Key stakeholders in education and labor need to develop training programs to keep pace with technology change and refocus curriculum to meet the needs of industries.
The Alliance for Technical-Vocational Education and Training (TVET) said vulnerable jobs could be lost brought about by automation and presence of vulnerable industries amid the fourth industrial revolution.
“Promote career paths in agriculture, manufacturing and other traditional sectors by dovetailing with government marketing programs for job creation,” said the Alliance led by the Philippine Chamber of Commerce and Industry (PCCI) national and regional chapters, Philippine Exporters Confederation Inc. (Philexport), Export Development Council, Employers Confederation of the Philippines (Ecop ), and Technical Education and Skills Development Authority (Tesda), and Deutsche Gesellschaft für Internationale Zusammenarbeit (GIZ).
The group underscored the need to develop the research capability and labor market information on a par with Asean standards.
It said there is reference/benchmark such as Asean standard for in-company trainers’ training.

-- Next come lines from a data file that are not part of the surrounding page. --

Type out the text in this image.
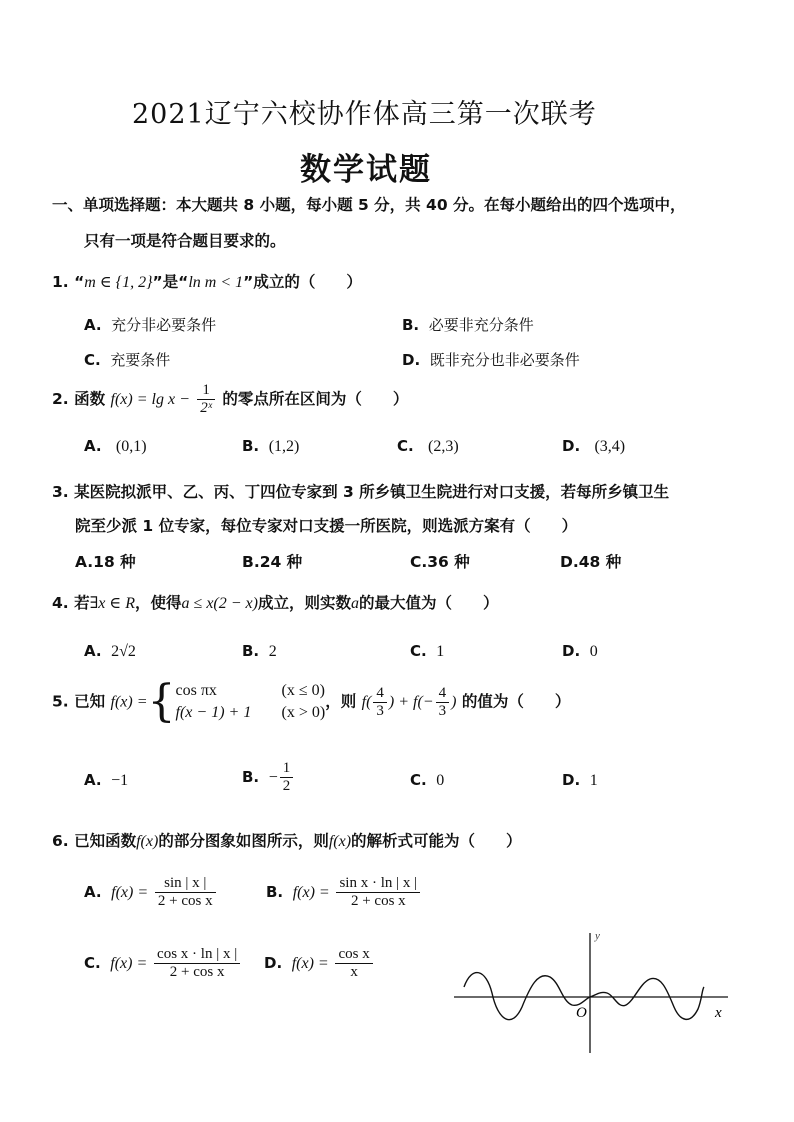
2021辽宁六校协作体高三第一次联考
数学试题
一、单项选择题：本大题共 8 小题，每小题 5 分，共 40 分。在每小题给出的四个选项中，
只有一项是符合题目要求的。
1. “m ∈ {1, 2}”是“ln m < 1”成立的（　　）
A. 充分非必要条件	B. 必要非充分条件
C. 充要条件	D. 既非充分也非必要条件
2. 函数 $f(x) = \lg x - \frac{1}{\text{2ˣ}}$ 的零点所在区间为（　　）
A. (0,1)	B. (1,2)	C. (2,3)	D. (3,4)
3. 某医院拟派甲、乙、丙、丁四位专家到 3 所乡镇卫生院进行对口支援，若每所乡镇卫生
院至少派 1 位专家，每位专家对口支援一所医院，则选派方案有（　　）
A.18 种	B.24 种	C.36 种	D.48 种
4. 若∃x ∈ R，使得a ≤ x(2 − x)成立，则实数a的最大值为（　　）
A. 2√2	B. 2	C. 1	D. 0
5. 已知 f(x) ={cos πx	(x ≤ 0)
f(x − 1) + 1 (x > 0)，则 $f( \frac{4}{3}$ ) + $f(- \frac{4}{3}$ ) 的值为（　　）
A. −1	B. − $\frac{1}{2}$	C. 0	D. 1
6. 已知函数f(x)的部分图象如图所示，则f(x)的解析式可能为（　　）
A. $f(x) = \frac{\sin | x |}{\text{2 + cos x}}$	B. $f(x) = \frac{\text{sin x · ln | x |}}{\text{2 + cos x}}$
C. $f(x) = \frac{\text{cos x · ln | x |}}{\text{2 + cos x}} D$. $f(x) = \frac{\text{cos x}}{x}$
y
O	x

Republic Act (RA) 11230, or the Act Instituting a Philippine Labor Force Competencies Competitiveness Program and Free Access to TVET, was signed into law last March.
Such law stipulated that employed workers who intend to develop and expand their current skills and training can avail themselves of assistance through a fund established to provide free access to TVET programs.
It also aims to address unemployment and jobs-mismatch by providing the Filipino labor force with free access to technical-vocational education, and instituting the Philippine Labor Force Competencies Competitiveness Program which would assess the prevailing requirement of industries. Dr. Eduardo Ong, chairman of PCCI Education Committee, said the PCCI, Philexport, the Ecop and other organizations are all working toward identifying the breadth of jobs that are likely to be threatened by this technological advancement.
“As one country, we should believe in the reality that jobs of the future will be the ones that machines can’t do and it’s fair to say that anything that can be measured or is based on rules will be automated. This idea I think is great news because it means we can automate the work and humanize the jobs,” he said.
Ong also underscored the need to strengthen collaboration between and among government, academe and industry to discuss the dynamic transformation of the economy into the digital era.